The script by Eileen and Robert Bassing is very intelligent, even if it did momentarily succumb to a hackneyed form of soap opera, unless every New England town is really a Peyton Place in disguise, which is a possibility. I couldn't endure the rough climate long enough to know for sure.
Speaking of New England, I loved the on site locations during the frigid winter in the Greater Boston suburban towns of Marblehead and Medford, Massachusetts and in Boston itself during the 1958 Christmas season. For me, it allowed a glimpse of the past era of a city that has undergone substantial and dramatic changes since that time. I couldn't understand, however, why Tufts University couldn't be identified by its actual name while Harvard could. Is it because one gave the producers permission while the other didn't want its prestigious academic reputation to be tarnished by the abundance of smothering, academic stuffiness and pomposity as depicted here?

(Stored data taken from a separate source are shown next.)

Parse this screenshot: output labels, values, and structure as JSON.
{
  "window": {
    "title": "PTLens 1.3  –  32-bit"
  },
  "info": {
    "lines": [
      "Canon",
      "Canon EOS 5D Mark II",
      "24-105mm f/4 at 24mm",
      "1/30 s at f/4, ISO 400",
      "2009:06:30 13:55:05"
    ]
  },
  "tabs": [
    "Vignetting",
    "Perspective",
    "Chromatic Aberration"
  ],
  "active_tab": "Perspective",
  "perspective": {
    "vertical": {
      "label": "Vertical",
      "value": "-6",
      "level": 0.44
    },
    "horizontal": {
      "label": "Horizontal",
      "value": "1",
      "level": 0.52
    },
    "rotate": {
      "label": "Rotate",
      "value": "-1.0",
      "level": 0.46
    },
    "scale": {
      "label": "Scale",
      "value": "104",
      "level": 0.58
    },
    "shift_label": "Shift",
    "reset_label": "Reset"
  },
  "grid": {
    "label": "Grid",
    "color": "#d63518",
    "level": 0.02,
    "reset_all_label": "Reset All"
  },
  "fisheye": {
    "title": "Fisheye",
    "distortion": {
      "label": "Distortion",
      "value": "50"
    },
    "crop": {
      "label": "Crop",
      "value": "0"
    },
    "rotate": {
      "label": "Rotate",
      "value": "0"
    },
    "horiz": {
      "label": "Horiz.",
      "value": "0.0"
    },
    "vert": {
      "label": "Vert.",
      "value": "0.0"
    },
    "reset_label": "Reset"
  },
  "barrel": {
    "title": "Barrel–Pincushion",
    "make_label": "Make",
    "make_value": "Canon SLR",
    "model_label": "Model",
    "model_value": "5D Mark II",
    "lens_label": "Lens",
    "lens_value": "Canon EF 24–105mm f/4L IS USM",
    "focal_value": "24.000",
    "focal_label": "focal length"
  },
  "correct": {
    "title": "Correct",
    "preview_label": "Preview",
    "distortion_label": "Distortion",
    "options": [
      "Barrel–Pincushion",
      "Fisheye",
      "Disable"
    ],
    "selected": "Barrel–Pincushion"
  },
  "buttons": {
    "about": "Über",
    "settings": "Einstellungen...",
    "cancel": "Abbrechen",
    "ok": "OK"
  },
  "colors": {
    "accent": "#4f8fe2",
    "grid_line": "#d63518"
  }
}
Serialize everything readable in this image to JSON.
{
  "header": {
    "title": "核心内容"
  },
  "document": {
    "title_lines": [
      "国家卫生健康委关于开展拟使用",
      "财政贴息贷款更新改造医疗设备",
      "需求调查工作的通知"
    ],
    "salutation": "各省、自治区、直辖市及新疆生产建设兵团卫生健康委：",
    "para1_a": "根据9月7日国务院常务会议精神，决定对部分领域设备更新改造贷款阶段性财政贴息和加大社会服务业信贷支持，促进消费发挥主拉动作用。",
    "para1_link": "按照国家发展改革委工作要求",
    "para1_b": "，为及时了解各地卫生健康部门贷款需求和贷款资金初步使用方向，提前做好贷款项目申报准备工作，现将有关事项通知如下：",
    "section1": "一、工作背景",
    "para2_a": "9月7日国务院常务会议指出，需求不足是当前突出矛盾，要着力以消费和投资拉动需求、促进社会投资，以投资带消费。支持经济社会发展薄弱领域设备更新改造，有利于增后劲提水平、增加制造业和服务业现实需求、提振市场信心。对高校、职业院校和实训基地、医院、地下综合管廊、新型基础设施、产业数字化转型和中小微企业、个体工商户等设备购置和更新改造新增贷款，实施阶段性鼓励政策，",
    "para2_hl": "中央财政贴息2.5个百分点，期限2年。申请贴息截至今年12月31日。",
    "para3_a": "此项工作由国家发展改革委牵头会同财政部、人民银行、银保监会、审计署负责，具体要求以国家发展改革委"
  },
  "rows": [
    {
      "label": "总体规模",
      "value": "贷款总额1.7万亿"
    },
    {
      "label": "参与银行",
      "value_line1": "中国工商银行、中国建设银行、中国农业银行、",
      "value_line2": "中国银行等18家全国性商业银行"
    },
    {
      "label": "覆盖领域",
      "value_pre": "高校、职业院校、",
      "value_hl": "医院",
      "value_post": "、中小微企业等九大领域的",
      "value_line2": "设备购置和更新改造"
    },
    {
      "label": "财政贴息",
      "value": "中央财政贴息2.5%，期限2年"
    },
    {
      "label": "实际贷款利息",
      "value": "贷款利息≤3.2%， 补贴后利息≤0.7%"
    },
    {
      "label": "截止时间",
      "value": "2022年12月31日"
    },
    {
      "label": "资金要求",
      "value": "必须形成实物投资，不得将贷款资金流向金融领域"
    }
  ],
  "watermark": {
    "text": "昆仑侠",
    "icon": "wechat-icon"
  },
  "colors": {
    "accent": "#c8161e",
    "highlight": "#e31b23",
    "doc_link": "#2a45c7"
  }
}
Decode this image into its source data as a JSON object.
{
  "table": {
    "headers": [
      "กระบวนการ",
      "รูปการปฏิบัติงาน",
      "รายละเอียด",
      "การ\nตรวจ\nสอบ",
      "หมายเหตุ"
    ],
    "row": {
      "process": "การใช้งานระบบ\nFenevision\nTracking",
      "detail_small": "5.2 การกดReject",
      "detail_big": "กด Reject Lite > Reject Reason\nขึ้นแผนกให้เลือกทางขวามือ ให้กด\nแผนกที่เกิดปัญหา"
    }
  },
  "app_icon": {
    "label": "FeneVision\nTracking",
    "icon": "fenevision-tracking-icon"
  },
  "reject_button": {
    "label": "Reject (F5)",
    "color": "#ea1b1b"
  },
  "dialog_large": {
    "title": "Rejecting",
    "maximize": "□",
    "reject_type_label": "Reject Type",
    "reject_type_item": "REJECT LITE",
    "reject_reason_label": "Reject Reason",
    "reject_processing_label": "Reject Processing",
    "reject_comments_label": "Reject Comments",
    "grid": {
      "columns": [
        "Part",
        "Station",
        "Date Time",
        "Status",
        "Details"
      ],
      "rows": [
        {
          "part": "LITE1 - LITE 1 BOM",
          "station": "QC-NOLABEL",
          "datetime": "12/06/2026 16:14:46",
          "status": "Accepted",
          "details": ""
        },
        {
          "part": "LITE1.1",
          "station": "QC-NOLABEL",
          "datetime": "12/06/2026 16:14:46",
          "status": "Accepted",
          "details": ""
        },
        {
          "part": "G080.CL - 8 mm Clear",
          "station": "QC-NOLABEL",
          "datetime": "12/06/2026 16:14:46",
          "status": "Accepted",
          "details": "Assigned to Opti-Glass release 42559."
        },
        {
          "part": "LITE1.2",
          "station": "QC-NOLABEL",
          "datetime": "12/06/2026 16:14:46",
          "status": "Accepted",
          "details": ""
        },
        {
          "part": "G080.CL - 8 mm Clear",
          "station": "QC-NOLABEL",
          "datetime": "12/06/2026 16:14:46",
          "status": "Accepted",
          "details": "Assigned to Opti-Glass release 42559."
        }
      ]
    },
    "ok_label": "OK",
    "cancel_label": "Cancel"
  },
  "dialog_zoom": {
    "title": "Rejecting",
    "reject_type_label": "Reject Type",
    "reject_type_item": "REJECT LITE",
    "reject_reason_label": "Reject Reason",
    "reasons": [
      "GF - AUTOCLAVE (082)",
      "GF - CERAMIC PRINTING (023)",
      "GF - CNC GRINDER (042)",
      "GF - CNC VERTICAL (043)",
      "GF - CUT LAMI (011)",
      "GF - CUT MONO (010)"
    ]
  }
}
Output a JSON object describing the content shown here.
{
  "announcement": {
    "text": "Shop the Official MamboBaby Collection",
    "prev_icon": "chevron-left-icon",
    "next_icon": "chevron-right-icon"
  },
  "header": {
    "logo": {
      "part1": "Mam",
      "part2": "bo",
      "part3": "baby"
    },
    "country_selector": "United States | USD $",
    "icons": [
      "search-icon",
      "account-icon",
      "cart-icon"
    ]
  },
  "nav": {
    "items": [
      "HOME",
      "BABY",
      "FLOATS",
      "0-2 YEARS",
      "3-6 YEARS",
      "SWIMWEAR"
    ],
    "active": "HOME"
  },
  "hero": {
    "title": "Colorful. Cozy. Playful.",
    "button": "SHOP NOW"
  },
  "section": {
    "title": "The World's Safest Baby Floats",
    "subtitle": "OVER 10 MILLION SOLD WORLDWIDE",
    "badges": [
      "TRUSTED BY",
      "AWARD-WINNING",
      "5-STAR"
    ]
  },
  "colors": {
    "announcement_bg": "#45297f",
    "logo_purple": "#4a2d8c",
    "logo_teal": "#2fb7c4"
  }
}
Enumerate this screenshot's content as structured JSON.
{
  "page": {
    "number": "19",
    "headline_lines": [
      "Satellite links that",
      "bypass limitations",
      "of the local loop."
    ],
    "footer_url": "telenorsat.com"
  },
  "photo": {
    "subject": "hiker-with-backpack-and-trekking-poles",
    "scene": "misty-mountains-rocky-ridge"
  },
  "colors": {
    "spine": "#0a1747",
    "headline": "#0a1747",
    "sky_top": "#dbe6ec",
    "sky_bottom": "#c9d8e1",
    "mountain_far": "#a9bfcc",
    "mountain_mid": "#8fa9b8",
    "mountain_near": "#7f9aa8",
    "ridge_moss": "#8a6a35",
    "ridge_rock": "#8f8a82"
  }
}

What I like most about this film is its complex and sensitive portrayal of the subject of mental illness, especially considering its 1950's setting. Unfortunately, all victims of mental illness do not enjoy the advantage of having such wonderful, unselfish friends as Charlotte Bronn had in Jake Diamond and Hamilton Gregory, who were both created with very human, multifaceted flaws in their own right. And how many patients of mental illness look like Jean Simmons, even on a bad hair day? Admittedly, I am mesmerized by the woman in almost every picture where she appears, going way back to her portrayal of Stella in "Great Expectations". I very much appreciated the human complexity of nearly all of the characters, both major and minor. Even the mostly unsympathetic character of Mattie, the maid, wasn't so simple. "Nothing ever happens to me," says she. Could you delve into that view of yourself a bit more? We want to know more about that, Mattie.